Each question would have to be litigated through the courts, one at a time. Each question would increase the semblance of an idea that no one would ever be held to account.
Do we start by turning the CIA agents over to the nations where the crimes took place? If so, we should begin by immediately handing Robert Lady over to the Italian Government as he has been convicted of kidnapping and torture in their courts.
We can't hand Bush and the rest over to the ICC, as we've never signed onto that body. If President Obama did so today, it would not be ratified by the Senate which means it would never be enacted.

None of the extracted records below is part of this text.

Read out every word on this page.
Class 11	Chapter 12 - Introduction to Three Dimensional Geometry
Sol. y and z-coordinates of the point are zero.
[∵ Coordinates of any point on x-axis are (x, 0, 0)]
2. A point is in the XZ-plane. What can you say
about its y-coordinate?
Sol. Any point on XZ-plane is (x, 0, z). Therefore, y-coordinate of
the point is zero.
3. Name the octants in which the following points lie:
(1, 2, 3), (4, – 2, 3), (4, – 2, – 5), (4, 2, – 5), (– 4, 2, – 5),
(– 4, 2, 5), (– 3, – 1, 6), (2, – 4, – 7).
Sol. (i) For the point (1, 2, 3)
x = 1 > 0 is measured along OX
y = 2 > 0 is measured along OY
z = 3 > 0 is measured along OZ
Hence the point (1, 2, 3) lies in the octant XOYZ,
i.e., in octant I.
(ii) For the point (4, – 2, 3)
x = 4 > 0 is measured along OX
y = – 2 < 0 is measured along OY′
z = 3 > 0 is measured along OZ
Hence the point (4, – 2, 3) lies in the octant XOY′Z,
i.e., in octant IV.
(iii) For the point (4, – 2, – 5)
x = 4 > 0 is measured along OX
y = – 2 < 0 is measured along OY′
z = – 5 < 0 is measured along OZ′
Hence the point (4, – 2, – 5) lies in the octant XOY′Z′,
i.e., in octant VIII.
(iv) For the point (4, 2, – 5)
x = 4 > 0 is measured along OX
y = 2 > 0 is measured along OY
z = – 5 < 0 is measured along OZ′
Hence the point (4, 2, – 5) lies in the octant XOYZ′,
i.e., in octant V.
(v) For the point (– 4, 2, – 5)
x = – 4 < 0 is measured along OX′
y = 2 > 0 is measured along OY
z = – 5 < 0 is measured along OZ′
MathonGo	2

I suppose we could hand them over to foreign courts for trial. Of course, when that happened then when President Obama left office, Air Force One would have to fly him to be tried in the nations we have used Drones to bomb people in. I'm guessing Syria would love to try the President, the fight over who was first would probably take a while, possibly even start another World War. Not my first choice.

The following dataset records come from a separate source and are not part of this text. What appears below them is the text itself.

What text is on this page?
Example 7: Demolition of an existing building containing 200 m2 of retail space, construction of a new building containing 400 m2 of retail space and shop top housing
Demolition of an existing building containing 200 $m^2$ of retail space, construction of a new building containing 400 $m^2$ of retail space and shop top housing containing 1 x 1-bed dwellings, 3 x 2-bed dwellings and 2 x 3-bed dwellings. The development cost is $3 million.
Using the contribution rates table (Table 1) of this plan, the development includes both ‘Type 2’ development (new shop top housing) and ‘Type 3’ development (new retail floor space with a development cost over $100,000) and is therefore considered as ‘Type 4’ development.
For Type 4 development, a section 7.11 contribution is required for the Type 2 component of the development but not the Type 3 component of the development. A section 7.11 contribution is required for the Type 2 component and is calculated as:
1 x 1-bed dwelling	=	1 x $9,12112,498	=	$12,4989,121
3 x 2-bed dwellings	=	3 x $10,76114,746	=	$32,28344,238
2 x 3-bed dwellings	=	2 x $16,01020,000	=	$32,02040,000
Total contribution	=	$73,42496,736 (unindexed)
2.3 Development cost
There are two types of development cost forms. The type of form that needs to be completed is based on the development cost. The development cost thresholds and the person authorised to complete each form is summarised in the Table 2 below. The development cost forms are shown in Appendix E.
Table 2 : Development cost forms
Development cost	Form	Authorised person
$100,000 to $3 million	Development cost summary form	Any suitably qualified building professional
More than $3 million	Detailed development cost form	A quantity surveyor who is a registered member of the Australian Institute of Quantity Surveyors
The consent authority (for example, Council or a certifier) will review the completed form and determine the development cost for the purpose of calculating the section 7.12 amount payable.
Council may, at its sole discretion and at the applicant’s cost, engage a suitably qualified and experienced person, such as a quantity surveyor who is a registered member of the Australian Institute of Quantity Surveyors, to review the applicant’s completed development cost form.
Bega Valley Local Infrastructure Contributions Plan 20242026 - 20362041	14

So we're back to the American Courts. The Constitution says that serving Congressmen can't be arrested, but it doesn't give those protections to the President. However, for High Crimes and Misdemeanors, it does lay out one penalty. Impeachment. Bush Co and the rest are out of office. So the question will go to the Supreme Court on if the Founders intended to try Presidents, former and present, in the Courts. Figure, five more years on that question. Perhaps we'll put all the questions in one big case and work it up to the Supreme Court. Best guess is a coin toss. But for the sake of argument, let's say that the Court rules that the only accountability that a President can face is impeachment, what then? We have just codified the above the law position of the President as a matter of constitutional precedent. That means that no President could ever be tried for their crimes. Not exactly the precedent I want to see created, but I'm game if you are to roll the dice.
Option two of course is the decision that the Courts can in fact try a President at any time. Then at any moment some Federal Judge can order Federal Marshals to go and arrest the President for anything. That scares me more than codifying the above the law position of the President, and I'd hope that image worries you as well. Sure the arrest warrant can be overturned by a higher court, but do we want the President hauled off on the whim of some Federal Judge?

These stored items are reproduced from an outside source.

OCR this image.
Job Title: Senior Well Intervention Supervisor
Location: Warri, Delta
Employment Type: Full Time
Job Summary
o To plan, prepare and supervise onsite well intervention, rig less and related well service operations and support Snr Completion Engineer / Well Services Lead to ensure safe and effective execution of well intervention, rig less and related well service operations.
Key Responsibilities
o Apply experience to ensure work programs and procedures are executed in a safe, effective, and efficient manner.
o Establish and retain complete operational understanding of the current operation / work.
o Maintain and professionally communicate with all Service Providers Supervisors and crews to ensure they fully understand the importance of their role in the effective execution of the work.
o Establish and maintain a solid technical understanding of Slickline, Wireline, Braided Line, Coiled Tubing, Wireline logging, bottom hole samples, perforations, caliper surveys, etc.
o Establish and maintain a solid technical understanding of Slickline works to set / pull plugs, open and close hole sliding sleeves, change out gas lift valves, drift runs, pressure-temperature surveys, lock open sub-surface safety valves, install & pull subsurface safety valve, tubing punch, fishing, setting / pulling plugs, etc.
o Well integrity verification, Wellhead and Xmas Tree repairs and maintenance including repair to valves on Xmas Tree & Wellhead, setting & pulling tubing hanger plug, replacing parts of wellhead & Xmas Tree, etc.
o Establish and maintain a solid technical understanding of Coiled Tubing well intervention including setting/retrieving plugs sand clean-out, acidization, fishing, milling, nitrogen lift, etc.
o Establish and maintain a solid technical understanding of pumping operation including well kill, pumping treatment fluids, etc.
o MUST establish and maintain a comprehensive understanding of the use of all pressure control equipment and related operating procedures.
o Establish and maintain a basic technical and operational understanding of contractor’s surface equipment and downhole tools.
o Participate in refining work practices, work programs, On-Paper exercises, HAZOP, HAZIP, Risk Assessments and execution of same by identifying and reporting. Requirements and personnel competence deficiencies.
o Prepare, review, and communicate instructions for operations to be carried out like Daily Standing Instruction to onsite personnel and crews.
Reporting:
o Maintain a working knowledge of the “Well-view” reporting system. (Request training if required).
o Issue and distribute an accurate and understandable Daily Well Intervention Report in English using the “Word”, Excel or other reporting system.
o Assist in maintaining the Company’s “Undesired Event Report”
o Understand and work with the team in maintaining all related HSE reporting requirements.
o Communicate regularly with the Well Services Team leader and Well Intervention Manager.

The best course of action I can see, the one with the best chance of success is to start with a clean slate. From here on, no more of this crap. Passing laws to prohibit it and offer severe penalties for any who do it. It would probably require limits to the Presidential Power, but that's something we can discuss with the legal experts. The point is that we have to change the course we plotted during the Truman Administration where we expected and empowered the CIA and other intelligence agencies to do bad things.
That course has been exposed to the public many times, but we've never challenged the underlying assumption, that the only way to stop bad people, be they rogue terrorist assets, or unfriendly governments, is by throwing the rule book out the window and operating outside the law. I disagree with that assertion, and I think we need to first address that assumption before we start with the show trials that I have no idea how to hold.